Pluriformiteit, universiteit?
Vlak voor Kerstmis bereikte de verwarring omtrent
het hoger onderwijs in Nederland een nieuwe top.
Met het regeerakkoord was de meest recente klim ingezet: op zichzelf niet onaardige ideeen voor de verbetering van enkele studierichtingen waren in grote
haast algemeen verbindend verklaard voor alle studies (een typisch Nederlands verschijnsel), vooral
omdat hiervan forse bezuinigingen werden verwacht.
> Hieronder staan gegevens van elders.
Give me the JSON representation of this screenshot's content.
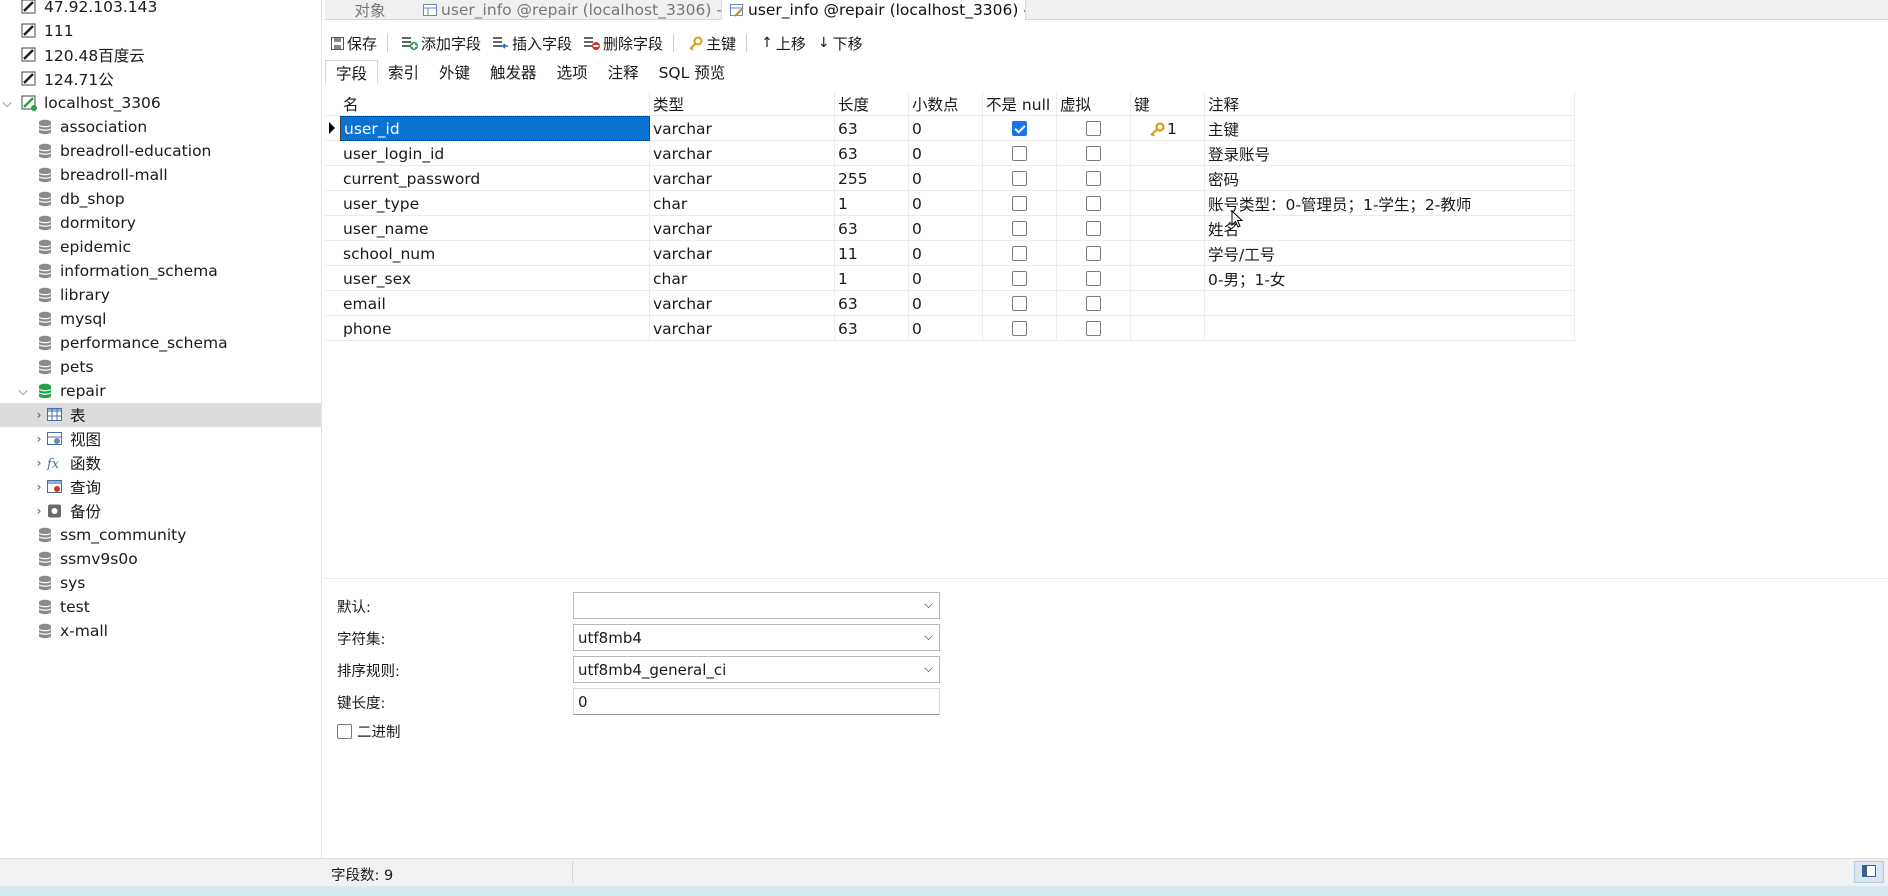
{
  "sidebar": {
    "items": [
      {
        "label": "47.92.103.143",
        "type": "connection"
      },
      {
        "label": "111",
        "type": "connection"
      },
      {
        "label": "120.48百度云",
        "type": "connection"
      },
      {
        "label": "124.71公",
        "type": "connection"
      },
      {
        "label": "localhost_3306",
        "type": "connection-open"
      },
      {
        "label": "association",
        "type": "database"
      },
      {
        "label": "breadroll-education",
        "type": "database"
      },
      {
        "label": "breadroll-mall",
        "type": "database"
      },
      {
        "label": "db_shop",
        "type": "database"
      },
      {
        "label": "dormitory",
        "type": "database"
      },
      {
        "label": "epidemic",
        "type": "database"
      },
      {
        "label": "information_schema",
        "type": "database"
      },
      {
        "label": "library",
        "type": "database"
      },
      {
        "label": "mysql",
        "type": "database"
      },
      {
        "label": "performance_schema",
        "type": "database"
      },
      {
        "label": "pets",
        "type": "database"
      },
      {
        "label": "repair",
        "type": "database-open"
      },
      {
        "label": "表",
        "type": "tables"
      },
      {
        "label": "视图",
        "type": "views"
      },
      {
        "label": "函数",
        "type": "functions"
      },
      {
        "label": "查询",
        "type": "queries"
      },
      {
        "label": "备份",
        "type": "backups"
      },
      {
        "label": "ssm_community",
        "type": "database"
      },
      {
        "label": "ssmv9s0o",
        "type": "database"
      },
      {
        "label": "sys",
        "type": "database"
      },
      {
        "label": "test",
        "type": "database"
      },
      {
        "label": "x-mall",
        "type": "database"
      }
    ]
  },
  "tabs": [
    {
      "label": "对象"
    },
    {
      "label": "user_info @repair (localhost_3306) - ..."
    },
    {
      "label": "user_info @repair (localhost_3306) - ..."
    }
  ],
  "toolbar": {
    "save": "保存",
    "add_field": "添加字段",
    "insert_field": "插入字段",
    "delete_field": "删除字段",
    "primary_key": "主键",
    "move_up": "上移",
    "move_down": "下移"
  },
  "subtabs": [
    "字段",
    "索引",
    "外键",
    "触发器",
    "选项",
    "注释",
    "SQL 预览"
  ],
  "grid": {
    "headers": {
      "name": "名",
      "type": "类型",
      "length": "长度",
      "decimals": "小数点",
      "not_null": "不是 null",
      "virtual": "虚拟",
      "key": "键",
      "comment": "注释"
    },
    "rows": [
      {
        "name": "user_id",
        "type": "varchar",
        "length": "63",
        "decimals": "0",
        "not_null": true,
        "virtual": false,
        "key": "1",
        "comment": "主键"
      },
      {
        "name": "user_login_id",
        "type": "varchar",
        "length": "63",
        "decimals": "0",
        "not_null": false,
        "virtual": false,
        "key": "",
        "comment": "登录账号"
      },
      {
        "name": "current_password",
        "type": "varchar",
        "length": "255",
        "decimals": "0",
        "not_null": false,
        "virtual": false,
        "key": "",
        "comment": "密码"
      },
      {
        "name": "user_type",
        "type": "char",
        "length": "1",
        "decimals": "0",
        "not_null": false,
        "virtual": false,
        "key": "",
        "comment": "账号类型：0-管理员；1-学生；2-教师"
      },
      {
        "name": "user_name",
        "type": "varchar",
        "length": "63",
        "decimals": "0",
        "not_null": false,
        "virtual": false,
        "key": "",
        "comment": "姓名"
      },
      {
        "name": "school_num",
        "type": "varchar",
        "length": "11",
        "decimals": "0",
        "not_null": false,
        "virtual": false,
        "key": "",
        "comment": "学号/工号"
      },
      {
        "name": "user_sex",
        "type": "char",
        "length": "1",
        "decimals": "0",
        "not_null": false,
        "virtual": false,
        "key": "",
        "comment": "0-男；1-女"
      },
      {
        "name": "email",
        "type": "varchar",
        "length": "63",
        "decimals": "0",
        "not_null": false,
        "virtual": false,
        "key": "",
        "comment": ""
      },
      {
        "name": "phone",
        "type": "varchar",
        "length": "63",
        "decimals": "0",
        "not_null": false,
        "virtual": false,
        "key": "",
        "comment": ""
      }
    ]
  },
  "properties": {
    "default_label": "默认:",
    "default_value": "",
    "charset_label": "字符集:",
    "charset_value": "utf8mb4",
    "collation_label": "排序规则:",
    "collation_value": "utf8mb4_general_ci",
    "key_length_label": "键长度:",
    "key_length_value": "0",
    "binary_label": "二进制"
  },
  "status": {
    "field_count": "字段数: 9"
  },
  "colors": {
    "selection": "#0a73d1",
    "db_green": "#22a34a",
    "key_gold": "#d4a017"
  }
}
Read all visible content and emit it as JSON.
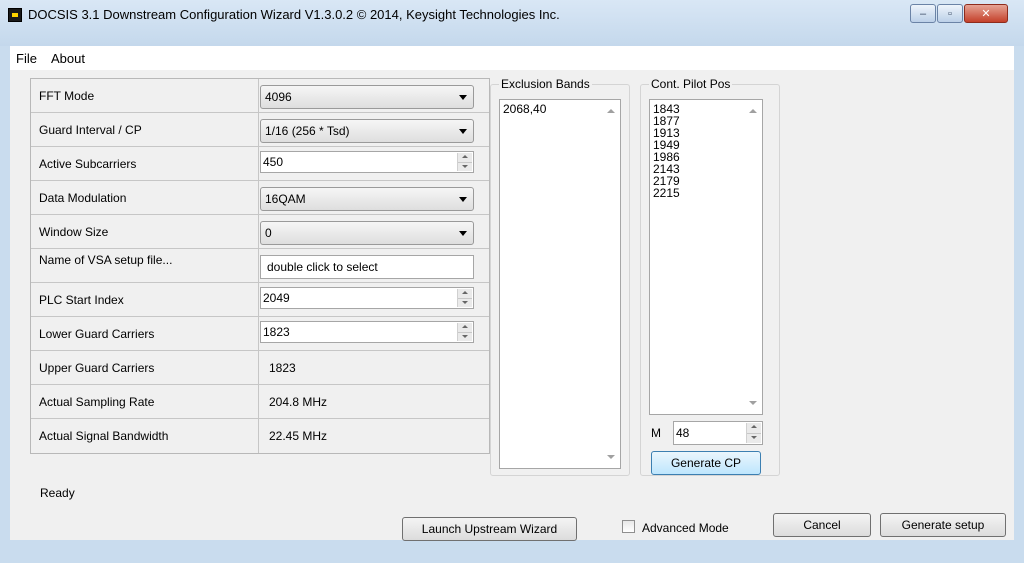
{
  "window": {
    "title": "DOCSIS 3.1 Downstream Configuration Wizard V1.3.0.2  © 2014, Keysight Technologies Inc.",
    "controls": [
      "–",
      "▫",
      "✕"
    ]
  },
  "menu": {
    "items": [
      "File",
      "About"
    ]
  },
  "form": {
    "fft_mode": {
      "label": "FFT Mode",
      "value": "4096"
    },
    "guard_interval": {
      "label": "Guard Interval / CP",
      "value": "1/16 (256 * Tsd)"
    },
    "active_subcarriers": {
      "label": "Active Subcarriers",
      "value": "450"
    },
    "data_modulation": {
      "label": "Data Modulation",
      "value": "16QAM"
    },
    "window_size": {
      "label": "Window Size",
      "value": "0"
    },
    "vsa_setup_file": {
      "label": "Name of VSA setup file...",
      "value": "double click to select"
    },
    "plc_start_index": {
      "label": "PLC Start Index",
      "value": "2049"
    },
    "lower_guard_carriers": {
      "label": "Lower Guard Carriers",
      "value": "1823"
    },
    "upper_guard_carriers": {
      "label": "Upper Guard Carriers",
      "value": "1823"
    },
    "actual_sampling_rate": {
      "label": "Actual Sampling Rate",
      "value": "204.8 MHz"
    },
    "actual_signal_bandwidth": {
      "label": "Actual Signal Bandwidth",
      "value": "22.45 MHz"
    }
  },
  "exclusion_bands": {
    "title": "Exclusion Bands",
    "items": [
      "2068,40"
    ]
  },
  "pilot_pos": {
    "title": "Cont. Pilot Pos",
    "items": [
      "1843",
      "1877",
      "1913",
      "1949",
      "1986",
      "2143",
      "2179",
      "2215"
    ],
    "m_label": "M",
    "m_value": "48",
    "generate_label": "Generate CP"
  },
  "status": {
    "text": "Ready"
  },
  "footer": {
    "launch_upstream": "Launch Upstream Wizard",
    "advanced_mode": "Advanced Mode",
    "advanced_checked": false,
    "cancel": "Cancel",
    "generate_setup": "Generate setup"
  }
}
De demarrage vond plaats toen minister Ritzen op
het laatste moment zijn afscheidsreceptie moest afgelasten, aangezien hij bij nader inzien toch kon leven
met de voorgestelde bezuinigingen en de gepropageerde stelselwijziging. Even leek het Nederlandse
plateau weer bereikt toen er een verrassend akkoord
werd bereikt tussen de minister en de heren Van Lieshout en Van der Hek. Spoedig werd de klim echter
hervat toen de genoemde heren onvoldoende steun
kregen van hun ‘achterban’, de politick schrok van
een collegegeldverhoging, een ambtelijke werkgroep
opperde dat er “teveel onderzoek” plaatsvond in Nederland, en er weer sluitingsscenario’s voor faculteiten en universiteiten gingen circuleren. NRC Handelsblad liet rond de Kerstdagen enkele vertegenwoordigers uit ‘het veld’ aan het woord die duidelijk maakten hoeveel lucht en energie deze klim had gekost.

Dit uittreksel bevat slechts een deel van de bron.